No injuries were reported. The initial release sprayed a mist of oil and water onto snow that is on top of the ice-covered Cherry Creek, Helms said.
“To the best of our knowledge, nothing has gotten into the water,” Helms said.
The company that operates the site, Whiting Oil and Gas, estimates about 50 barrels of flowback water were released but contained on site within a berm, said spokesman Jack Ekstrom. Hydraulic fracturing had been completed on the well and the fluid that was released was the water-based solution that flows back to the surface.
A leak in the seal of the blowout preventer caused the incident, Ekstrom said.
The well continued releasing fluids Friday at a rate of about 200 barrels per hour, but it was being directed to tanks and contained on site, Ekstrom said.
Crews from Wild Well Control were brought in to assist, and Whiting officials expected to resume normal operations late Friday or today, Ekstrom said.
The 15 workers who ran away from the well left their pickups at the site, said McKenzie County Emergency Manager Jerry Samuelson.

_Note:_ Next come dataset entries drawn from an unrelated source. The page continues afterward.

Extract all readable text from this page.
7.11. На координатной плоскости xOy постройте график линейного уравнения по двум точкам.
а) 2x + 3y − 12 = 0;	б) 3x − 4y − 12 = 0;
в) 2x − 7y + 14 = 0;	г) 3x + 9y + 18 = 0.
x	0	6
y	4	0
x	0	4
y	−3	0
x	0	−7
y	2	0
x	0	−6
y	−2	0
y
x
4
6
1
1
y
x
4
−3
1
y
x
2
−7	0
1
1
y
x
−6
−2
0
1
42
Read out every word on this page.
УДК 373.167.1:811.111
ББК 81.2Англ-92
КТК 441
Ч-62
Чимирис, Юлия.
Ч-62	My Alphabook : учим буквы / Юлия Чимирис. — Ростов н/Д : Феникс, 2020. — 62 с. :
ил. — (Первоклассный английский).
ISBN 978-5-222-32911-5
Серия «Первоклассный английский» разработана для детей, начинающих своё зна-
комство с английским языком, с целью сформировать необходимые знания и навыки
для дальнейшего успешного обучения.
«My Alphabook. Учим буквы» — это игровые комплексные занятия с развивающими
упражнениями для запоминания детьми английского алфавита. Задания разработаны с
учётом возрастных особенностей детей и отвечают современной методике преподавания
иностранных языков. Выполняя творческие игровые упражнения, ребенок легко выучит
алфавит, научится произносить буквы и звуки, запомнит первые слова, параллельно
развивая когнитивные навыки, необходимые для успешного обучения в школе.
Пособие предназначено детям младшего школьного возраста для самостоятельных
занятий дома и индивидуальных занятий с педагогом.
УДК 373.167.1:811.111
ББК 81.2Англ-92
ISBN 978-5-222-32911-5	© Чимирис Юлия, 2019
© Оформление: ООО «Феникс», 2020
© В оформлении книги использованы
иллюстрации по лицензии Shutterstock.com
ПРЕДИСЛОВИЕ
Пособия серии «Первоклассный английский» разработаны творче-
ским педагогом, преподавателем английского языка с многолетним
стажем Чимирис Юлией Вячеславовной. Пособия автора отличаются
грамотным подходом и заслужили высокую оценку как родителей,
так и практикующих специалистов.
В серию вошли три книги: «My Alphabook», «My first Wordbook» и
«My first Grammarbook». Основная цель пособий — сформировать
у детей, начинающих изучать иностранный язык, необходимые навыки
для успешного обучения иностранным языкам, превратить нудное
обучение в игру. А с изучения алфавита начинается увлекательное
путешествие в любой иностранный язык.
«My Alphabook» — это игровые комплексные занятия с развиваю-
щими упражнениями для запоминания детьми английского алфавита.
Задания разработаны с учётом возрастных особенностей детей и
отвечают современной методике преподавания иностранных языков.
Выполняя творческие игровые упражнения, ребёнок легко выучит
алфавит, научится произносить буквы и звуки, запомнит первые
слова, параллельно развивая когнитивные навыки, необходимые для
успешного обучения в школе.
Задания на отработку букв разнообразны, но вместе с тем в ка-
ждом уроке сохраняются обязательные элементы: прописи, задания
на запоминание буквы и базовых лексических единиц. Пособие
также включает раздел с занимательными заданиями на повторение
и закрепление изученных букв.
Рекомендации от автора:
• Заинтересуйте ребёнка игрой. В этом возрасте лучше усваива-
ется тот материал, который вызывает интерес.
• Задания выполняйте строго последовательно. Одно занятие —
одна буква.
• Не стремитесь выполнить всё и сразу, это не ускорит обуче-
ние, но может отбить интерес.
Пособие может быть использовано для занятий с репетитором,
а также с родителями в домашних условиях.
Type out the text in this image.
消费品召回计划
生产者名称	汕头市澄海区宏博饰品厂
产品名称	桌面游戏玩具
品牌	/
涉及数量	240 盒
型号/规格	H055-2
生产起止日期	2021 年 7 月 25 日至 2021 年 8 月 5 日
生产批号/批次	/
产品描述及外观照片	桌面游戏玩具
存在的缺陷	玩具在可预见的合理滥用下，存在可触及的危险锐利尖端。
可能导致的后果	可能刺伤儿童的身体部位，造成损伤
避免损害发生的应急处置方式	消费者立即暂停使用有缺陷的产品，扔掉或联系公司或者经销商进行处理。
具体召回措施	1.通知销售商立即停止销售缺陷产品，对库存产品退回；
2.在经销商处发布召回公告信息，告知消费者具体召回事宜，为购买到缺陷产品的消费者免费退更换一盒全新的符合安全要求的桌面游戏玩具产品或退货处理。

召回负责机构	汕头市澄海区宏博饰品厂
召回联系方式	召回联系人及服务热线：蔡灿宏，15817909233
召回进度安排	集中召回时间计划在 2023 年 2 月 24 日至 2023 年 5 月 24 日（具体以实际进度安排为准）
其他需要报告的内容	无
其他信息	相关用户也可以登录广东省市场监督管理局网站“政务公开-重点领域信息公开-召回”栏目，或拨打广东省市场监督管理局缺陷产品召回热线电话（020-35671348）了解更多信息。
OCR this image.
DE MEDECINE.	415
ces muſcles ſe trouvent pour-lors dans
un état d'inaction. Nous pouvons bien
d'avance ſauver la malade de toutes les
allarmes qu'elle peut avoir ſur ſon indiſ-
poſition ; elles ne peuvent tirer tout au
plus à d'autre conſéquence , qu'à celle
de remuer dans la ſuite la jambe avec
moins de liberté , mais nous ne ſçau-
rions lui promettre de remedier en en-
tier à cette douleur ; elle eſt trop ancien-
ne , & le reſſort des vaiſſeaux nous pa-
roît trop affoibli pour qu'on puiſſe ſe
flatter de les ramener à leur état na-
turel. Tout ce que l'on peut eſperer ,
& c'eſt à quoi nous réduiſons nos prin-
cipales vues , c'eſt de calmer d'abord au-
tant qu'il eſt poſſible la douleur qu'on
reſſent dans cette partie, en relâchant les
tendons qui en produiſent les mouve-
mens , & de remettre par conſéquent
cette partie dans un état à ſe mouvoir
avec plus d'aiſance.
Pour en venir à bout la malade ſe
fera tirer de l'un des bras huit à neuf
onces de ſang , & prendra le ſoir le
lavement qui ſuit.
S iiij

The workers called the McKenzie County Sheriff’s Office, and Samuelson said he directed a school bus that was in the area to pick up the workers.
“When that thing blows, you just never know,” Samuelson said. “There’s a possibility of explosion.”
Several state agencies, including inspectors from the Department of Mineral Resources and the North Dakota Department of Health, responded to the scene.
Kris Roberts, with the health department’s Division of Water Quality, said the total amount spilled was not yet known. Most of the release was being contained within the berm that surrounds the well, but some spray was coming off Friday that was mostly natural gas and water vapor, Roberts said.
An inspector had to wait until the spray stopped to determine how large of an area it affected, Roberts said.
“It’s still a tad dangerous up there,” Roberts said mid-day Friday.
Helms said the cause of this incident will be closely examined because blowouts carry serious health and safety risks.
In 2012, a worker died when he was hit by pickup during the chaos after a blowout in Williams County.
But in Thursday’s incident, most of the release was contained on site and crews followed emergency procedures, Samuelson said.
“The best-case scenario happened,” Samuelson said.
Bob Wisness, who lives about a mile away from the well, said he saw emergency vehicles and what looked like a green vapor after the incident. He said he received a message from Whiting that a blowout occurred. Wisness said he didn’t feel he was in danger, but he started texting friends who live near the site but were out of town.
“There are well sites that are closer to people’s homes. I’m glad it’s not me. Other people have good reason to worry about it,” Wisness said.
Kathleen J. Bryan contributed to this report.